Priscila Lima exemplifica citando a população curda, um grupo étnico formado por mais de 25 milhões de pessoas e que não tem independência política e nem territorial. Sua região, o Curdistão, hoje abrange parte dos territórios da Turquia, da Síria, do Iraque e do Irã. 

“Muitos deles saíram de uma área que pertence à Turquia, principalmente. Há um governo muito opressor e nacionalista quanto aos curdos na Turquia, e muitos deles saíram e foram, por exemplo, para a Finlândia. Dentro da política de refugiados da Finlândia eles foram muito bem recebidos”, explica. 
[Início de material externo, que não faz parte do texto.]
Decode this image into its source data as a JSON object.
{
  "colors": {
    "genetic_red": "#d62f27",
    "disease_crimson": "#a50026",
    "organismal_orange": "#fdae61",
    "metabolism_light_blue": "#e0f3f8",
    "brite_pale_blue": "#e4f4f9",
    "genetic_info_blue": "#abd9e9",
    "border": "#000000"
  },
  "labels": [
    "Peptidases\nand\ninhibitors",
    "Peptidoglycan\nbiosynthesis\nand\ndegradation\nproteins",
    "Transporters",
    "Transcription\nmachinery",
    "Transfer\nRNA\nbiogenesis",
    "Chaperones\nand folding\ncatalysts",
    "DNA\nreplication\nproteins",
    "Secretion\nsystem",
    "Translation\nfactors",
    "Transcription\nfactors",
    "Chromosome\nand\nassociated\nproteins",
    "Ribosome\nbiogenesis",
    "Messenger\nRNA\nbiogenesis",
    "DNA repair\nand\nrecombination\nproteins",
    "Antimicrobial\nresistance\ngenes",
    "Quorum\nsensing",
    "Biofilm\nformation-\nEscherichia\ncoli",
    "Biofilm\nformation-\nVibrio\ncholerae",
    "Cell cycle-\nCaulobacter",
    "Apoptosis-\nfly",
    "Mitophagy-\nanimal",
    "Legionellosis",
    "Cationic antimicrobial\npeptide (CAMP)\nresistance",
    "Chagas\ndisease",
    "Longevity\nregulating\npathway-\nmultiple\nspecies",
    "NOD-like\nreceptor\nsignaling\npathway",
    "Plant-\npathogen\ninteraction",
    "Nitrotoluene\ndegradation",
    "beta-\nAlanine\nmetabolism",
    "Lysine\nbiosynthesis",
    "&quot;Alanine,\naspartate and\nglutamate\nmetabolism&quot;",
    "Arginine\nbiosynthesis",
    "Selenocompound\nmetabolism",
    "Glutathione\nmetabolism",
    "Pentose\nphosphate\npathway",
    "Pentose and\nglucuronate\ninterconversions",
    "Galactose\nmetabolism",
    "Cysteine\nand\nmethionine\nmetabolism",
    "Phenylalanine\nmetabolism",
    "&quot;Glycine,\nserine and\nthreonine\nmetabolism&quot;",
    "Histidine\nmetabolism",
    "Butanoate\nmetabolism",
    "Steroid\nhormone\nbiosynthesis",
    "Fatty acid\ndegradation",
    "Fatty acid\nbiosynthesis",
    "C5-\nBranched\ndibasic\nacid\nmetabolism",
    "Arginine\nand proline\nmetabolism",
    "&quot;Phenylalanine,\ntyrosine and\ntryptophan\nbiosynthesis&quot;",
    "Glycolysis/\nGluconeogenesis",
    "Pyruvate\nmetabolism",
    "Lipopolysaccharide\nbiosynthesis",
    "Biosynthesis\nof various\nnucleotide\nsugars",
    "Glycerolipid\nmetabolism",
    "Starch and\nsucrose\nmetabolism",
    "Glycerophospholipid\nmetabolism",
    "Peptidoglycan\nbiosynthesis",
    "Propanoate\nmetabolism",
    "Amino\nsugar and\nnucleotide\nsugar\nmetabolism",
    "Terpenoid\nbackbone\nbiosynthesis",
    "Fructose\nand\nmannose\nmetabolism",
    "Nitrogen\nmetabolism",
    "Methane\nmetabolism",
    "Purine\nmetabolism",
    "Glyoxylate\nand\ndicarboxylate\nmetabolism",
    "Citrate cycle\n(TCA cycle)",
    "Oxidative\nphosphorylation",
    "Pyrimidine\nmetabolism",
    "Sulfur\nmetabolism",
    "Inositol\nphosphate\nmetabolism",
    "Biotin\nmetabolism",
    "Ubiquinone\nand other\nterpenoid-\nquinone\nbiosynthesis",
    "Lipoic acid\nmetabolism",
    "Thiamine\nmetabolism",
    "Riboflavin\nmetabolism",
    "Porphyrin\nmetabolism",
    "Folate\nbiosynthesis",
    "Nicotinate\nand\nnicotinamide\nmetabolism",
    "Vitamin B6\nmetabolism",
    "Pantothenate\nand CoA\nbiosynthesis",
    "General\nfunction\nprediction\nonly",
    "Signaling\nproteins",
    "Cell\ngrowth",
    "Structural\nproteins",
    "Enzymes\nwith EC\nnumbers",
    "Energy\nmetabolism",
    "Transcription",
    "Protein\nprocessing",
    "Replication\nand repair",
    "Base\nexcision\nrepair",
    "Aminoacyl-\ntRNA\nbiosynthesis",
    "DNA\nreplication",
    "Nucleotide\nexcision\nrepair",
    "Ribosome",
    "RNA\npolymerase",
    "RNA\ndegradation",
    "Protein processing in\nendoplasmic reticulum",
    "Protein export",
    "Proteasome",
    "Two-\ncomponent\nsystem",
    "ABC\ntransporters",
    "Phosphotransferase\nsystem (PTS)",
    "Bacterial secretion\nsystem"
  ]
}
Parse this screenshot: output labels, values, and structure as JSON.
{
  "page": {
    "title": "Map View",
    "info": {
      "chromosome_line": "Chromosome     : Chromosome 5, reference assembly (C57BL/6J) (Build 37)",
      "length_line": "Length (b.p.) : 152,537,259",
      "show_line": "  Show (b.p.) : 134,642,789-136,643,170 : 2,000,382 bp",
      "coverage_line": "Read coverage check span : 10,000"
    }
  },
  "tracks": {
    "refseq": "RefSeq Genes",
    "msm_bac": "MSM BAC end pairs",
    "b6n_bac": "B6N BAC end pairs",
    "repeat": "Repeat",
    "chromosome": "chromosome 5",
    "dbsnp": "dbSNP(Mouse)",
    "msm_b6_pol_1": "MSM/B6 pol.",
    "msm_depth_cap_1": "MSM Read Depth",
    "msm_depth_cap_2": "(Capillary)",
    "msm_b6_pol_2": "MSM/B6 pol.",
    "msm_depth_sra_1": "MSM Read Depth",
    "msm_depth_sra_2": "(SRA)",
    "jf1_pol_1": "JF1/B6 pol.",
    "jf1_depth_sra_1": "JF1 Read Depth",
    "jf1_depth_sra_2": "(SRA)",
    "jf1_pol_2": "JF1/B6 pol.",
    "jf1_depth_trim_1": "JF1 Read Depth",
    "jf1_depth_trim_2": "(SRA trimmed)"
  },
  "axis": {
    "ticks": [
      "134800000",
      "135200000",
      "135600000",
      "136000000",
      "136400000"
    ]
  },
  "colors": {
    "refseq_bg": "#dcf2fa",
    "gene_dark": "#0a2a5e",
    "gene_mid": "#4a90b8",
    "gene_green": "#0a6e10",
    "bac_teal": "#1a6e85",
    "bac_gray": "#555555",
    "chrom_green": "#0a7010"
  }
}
Além da questão territorial, há a questão política e como as mudanças e instabilidades de um país afetam o acolhimento aos refugiados. “Alguns deles foram para outras áreas, por exemplo, na Síria, em que em alguns momentos eles não foram recebidos, já em outros, em outros momentos, por uma pressão geopolítica da Síria contra a Turquia, o líder sírio Bashar-al-Assad, concedeu alguns benefícios para os curdos”, explica Priscila.

“Isso depende muito da situação geopolítica e os refugiados são peças que podem ser utilizados como instrumentos para afetar outros países. A Turquia não quer que a Finlândia receba os curdos e ameaça não deixar o país entrar na União Europeia, por exemplo”, contextualiza a professora.

Diferenças de tratamentos na mídia e sociedade

A questão dos refugiados atinge diversas partes do planeta, mas a atenção midiática não é distribuída conforme o impacto social, e sim devido às influências do país ou da região. Priscila comenta as diferenças de tratamentos de acordo com uma determinada perspectiva.

“A própria mídia trata isso de uma maneira distinta. Há uma diferença na abordagem, que se tornou mais recorrente e mais apelativa, não é errado, mas gera um sentimento maior de ‘coitado dos ucranianos’, pela própria abordagem feita pela mídia, e isso se justifica porque nós temos uma ordem geopolítica onde a realidade é contada pelos olhos dos Estados Unidos e seus aliados, principalmente os europeus. E como o Brasil é influenciado por esse grupo, acaba tendo essa perspectiva”, afirma. 

“É claro que se você for na Rússia a abordagem é outra, se você for na China a abordagem é outra e essa diferenciação reflete nas condições socioeconômicas do país onde a pessoa está saindo e também a realidade em que nós estamos. Se você assistir o mesmo refugiado em diferentes países vai ter diferentes abordagens, o nome disso é geopolítica, não adianta”, finaliza.

Como a questão pode ser trabalhada nos vestibulares e Enem?

A questão dos refugiados pode ser usada em perguntas de geopolítica que busquem, segundo a professora Priscila Lima, as motivações e consequências dessas migrações forçadas, além dos impactos nas áreas mais atingidas, ou em países com alto fluxo de refugiados, tanto de saída, como de chegada.

O tema também pode ser base de redações que abordem as migrações humanas ou um conflito ou guerra específica. Pode ser usado também na parte de História, perguntando sobre migrações ocorridas em outras épocas e suas motivações, por exemplo.